Intravenous therapy, Intravenous Infusion Defined:

Intravenous therapy, Intravenous Infusion

Intravenous therapy, or IV therapy, is a method of delivering liquid substances directly into a vein (intra- + ven- + -ous). Intravenous therapy can be used for injections or infusions. Intravenous injections are administered with a syringe at higher pressures. Intravenous infusions rely on the pressure supplied by gravity.

Intravenous infusions are commonly referred to as drips. During an intravenous infusion, fluids other than blood are slowly introduced into a vein using a steel needle or plastic catheter.

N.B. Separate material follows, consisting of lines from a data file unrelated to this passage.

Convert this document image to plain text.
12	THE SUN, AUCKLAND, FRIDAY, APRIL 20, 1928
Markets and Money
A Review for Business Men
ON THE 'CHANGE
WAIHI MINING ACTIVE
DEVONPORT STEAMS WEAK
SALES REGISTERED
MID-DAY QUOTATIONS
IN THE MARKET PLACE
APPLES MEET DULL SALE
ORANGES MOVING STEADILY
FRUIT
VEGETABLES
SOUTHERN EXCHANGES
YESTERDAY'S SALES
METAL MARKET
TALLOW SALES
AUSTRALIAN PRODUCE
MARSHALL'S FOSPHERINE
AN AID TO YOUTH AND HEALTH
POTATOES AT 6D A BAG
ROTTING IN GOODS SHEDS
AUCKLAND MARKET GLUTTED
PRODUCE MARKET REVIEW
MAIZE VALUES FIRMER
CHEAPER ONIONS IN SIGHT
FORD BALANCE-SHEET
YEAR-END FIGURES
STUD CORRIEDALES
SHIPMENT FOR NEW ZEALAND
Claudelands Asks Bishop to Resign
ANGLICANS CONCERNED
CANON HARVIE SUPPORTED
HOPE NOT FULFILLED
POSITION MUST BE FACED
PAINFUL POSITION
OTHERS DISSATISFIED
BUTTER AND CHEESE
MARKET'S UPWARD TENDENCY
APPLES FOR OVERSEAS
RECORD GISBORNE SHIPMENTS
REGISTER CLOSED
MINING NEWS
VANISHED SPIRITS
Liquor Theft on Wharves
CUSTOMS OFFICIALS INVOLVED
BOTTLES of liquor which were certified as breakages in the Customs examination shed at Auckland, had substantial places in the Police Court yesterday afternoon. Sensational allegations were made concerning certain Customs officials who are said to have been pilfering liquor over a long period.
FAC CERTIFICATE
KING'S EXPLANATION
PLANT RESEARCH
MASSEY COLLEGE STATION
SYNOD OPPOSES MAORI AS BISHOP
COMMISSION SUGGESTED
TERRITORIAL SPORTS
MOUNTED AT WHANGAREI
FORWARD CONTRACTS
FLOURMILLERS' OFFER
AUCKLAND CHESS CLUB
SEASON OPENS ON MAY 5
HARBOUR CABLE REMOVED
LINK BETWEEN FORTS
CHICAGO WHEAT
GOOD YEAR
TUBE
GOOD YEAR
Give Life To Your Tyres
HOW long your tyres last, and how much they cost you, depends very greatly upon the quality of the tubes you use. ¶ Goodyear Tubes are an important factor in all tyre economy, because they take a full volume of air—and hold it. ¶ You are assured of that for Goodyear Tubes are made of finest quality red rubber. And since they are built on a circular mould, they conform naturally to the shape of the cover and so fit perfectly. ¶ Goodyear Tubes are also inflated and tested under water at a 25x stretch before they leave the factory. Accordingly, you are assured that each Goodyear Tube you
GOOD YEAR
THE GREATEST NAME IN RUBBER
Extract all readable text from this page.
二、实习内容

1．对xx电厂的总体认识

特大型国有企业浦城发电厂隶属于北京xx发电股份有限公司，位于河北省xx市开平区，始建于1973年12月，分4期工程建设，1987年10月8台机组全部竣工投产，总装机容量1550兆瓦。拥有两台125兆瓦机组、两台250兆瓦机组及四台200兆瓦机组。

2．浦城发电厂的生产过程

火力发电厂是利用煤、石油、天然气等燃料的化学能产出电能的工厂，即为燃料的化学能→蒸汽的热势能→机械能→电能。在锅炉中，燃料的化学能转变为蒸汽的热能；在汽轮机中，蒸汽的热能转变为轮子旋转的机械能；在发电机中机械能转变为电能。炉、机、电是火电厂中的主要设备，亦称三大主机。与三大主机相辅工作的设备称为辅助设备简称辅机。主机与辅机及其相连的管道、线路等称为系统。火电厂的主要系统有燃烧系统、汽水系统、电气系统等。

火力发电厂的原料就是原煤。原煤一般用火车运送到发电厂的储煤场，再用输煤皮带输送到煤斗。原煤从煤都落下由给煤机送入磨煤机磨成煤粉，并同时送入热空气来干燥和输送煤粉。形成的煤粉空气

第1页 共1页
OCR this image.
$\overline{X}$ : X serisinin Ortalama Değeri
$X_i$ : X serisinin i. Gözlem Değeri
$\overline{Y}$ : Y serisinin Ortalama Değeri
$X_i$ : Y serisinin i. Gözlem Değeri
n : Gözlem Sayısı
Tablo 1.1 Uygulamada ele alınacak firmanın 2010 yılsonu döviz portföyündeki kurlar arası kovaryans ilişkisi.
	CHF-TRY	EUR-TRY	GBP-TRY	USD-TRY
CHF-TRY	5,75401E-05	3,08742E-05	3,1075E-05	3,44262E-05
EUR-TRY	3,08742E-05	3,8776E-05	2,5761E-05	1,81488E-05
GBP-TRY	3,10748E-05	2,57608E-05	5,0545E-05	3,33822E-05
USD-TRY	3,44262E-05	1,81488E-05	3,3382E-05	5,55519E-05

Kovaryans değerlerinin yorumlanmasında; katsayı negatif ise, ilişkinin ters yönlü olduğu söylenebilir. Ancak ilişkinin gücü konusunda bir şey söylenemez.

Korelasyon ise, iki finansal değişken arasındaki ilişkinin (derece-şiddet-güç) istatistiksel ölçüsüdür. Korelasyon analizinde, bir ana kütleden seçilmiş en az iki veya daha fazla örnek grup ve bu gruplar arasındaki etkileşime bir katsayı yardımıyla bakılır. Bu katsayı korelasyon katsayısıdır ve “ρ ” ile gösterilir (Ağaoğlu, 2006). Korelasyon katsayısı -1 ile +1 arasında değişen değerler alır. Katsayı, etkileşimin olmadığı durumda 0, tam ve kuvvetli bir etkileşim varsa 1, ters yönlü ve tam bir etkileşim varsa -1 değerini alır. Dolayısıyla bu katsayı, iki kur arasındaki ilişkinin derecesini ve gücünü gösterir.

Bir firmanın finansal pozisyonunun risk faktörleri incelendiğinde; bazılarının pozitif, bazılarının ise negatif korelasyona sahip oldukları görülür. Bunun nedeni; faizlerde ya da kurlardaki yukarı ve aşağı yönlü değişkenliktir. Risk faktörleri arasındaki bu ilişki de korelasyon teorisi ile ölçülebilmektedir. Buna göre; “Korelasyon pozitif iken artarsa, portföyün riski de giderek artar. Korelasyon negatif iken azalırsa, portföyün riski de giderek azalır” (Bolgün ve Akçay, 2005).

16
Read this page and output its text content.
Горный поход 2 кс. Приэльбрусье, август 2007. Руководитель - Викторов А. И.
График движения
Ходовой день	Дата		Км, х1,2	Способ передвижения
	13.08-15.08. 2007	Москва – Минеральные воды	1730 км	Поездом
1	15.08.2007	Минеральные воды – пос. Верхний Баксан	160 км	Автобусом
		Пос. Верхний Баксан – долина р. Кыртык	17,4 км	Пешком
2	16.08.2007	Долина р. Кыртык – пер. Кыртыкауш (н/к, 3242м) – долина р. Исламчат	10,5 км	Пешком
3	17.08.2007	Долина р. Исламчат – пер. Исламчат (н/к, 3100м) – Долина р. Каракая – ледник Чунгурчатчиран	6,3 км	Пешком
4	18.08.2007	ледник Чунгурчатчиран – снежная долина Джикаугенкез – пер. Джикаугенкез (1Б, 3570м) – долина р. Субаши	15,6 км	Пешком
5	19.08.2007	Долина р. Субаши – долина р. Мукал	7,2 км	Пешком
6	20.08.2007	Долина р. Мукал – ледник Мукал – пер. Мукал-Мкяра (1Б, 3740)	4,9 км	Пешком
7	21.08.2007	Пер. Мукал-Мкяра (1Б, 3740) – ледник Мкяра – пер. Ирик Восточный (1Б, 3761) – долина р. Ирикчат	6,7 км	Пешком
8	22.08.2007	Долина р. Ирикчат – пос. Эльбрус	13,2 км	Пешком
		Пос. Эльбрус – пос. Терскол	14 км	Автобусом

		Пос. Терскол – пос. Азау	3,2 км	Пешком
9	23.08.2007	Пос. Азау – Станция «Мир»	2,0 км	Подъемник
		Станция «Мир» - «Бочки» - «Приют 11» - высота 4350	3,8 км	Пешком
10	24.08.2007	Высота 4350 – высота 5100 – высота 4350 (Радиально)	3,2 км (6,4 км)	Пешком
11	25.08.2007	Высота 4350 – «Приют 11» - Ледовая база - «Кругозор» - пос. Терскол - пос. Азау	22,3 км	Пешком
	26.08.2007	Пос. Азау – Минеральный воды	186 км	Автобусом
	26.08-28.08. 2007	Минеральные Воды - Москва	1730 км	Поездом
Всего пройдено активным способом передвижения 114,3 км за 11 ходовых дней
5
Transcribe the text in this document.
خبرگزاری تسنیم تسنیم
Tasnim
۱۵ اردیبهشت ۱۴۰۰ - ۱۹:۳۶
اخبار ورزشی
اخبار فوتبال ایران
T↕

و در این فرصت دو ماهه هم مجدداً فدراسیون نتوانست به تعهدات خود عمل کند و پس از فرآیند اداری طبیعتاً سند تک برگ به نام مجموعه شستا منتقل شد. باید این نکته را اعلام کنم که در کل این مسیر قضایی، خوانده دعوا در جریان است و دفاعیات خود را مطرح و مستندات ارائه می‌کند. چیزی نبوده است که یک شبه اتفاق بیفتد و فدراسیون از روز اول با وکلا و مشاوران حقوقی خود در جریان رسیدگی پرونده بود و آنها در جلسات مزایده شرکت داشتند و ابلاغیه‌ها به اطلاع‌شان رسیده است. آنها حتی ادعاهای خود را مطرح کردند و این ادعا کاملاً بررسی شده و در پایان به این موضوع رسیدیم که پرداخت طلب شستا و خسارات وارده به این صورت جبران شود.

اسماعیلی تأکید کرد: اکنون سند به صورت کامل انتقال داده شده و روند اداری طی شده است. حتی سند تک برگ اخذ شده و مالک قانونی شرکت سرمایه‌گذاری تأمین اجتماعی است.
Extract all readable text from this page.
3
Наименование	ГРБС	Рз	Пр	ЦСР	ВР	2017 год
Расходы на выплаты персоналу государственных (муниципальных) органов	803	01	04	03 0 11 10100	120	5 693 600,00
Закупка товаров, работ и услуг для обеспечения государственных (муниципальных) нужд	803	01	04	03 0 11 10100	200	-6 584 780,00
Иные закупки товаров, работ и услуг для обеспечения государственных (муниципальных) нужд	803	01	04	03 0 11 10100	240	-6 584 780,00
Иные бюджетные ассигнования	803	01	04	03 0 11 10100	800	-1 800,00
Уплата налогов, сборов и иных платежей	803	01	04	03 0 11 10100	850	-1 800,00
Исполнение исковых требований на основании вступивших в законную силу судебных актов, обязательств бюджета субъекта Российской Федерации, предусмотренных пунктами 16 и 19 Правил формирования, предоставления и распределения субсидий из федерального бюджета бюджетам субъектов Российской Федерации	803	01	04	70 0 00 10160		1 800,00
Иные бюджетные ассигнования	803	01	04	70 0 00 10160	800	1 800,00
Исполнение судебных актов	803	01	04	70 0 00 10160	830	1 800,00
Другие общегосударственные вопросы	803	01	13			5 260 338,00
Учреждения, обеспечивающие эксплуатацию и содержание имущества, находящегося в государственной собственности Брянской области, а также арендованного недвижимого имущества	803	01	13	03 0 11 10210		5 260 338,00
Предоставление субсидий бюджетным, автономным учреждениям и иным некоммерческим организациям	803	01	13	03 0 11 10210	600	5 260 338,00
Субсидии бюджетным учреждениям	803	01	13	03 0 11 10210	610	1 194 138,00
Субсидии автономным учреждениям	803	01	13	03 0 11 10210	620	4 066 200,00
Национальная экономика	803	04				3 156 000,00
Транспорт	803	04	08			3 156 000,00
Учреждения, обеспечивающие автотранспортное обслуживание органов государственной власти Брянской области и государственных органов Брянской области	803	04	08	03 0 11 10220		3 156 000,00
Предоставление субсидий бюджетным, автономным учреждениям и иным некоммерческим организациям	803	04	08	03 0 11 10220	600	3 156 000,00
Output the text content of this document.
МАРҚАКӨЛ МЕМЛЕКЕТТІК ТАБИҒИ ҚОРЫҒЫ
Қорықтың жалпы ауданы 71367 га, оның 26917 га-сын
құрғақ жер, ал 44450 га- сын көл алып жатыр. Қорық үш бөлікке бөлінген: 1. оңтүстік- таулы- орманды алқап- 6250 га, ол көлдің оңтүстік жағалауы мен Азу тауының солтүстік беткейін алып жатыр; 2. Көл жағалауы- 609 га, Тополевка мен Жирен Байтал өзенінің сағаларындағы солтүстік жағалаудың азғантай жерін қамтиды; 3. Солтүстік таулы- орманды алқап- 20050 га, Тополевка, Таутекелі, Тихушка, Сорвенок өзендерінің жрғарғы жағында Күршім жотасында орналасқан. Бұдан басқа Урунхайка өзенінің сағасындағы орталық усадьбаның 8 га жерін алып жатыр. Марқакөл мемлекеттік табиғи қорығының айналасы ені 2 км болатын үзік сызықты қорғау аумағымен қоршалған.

It is considered the fastest way to deliver medications throughout the body because the circulation carries them.

Intravenous therapy is commonly used to correct dehydration or electrolyte imbalances, for blood transfusions, and to deliver medications.

Ketamine and Intravenous therapy, Intravenous Infusion:

Ketamine can be administered into the body in different ways:

  • Intravenous infusion (IV therapy)
  • Intramuscular injection (IM)
  • Nasal spray

The most common route of administration for ketamine is through intravenous infusion. IV infusion has the following benefits:

  • It allows the drug to be delivered to the brain at a controlled rate, set by the physician.
  • Anesthesiologists are trained to recognize signs that your infusion is too fast or slow, and can fine-tune the rate accordingly.
  • Ketamine administered via IV therapy has 100% bioavailability, which means that 100% of the ketamine reaches the bloodstream without being metabolized.
  • Intravenous infusions can be adjusted or stopped immediately if needed.
  • Ketamine IV therapy provides the most predictable results and the greatest chance of maximum relief for patients.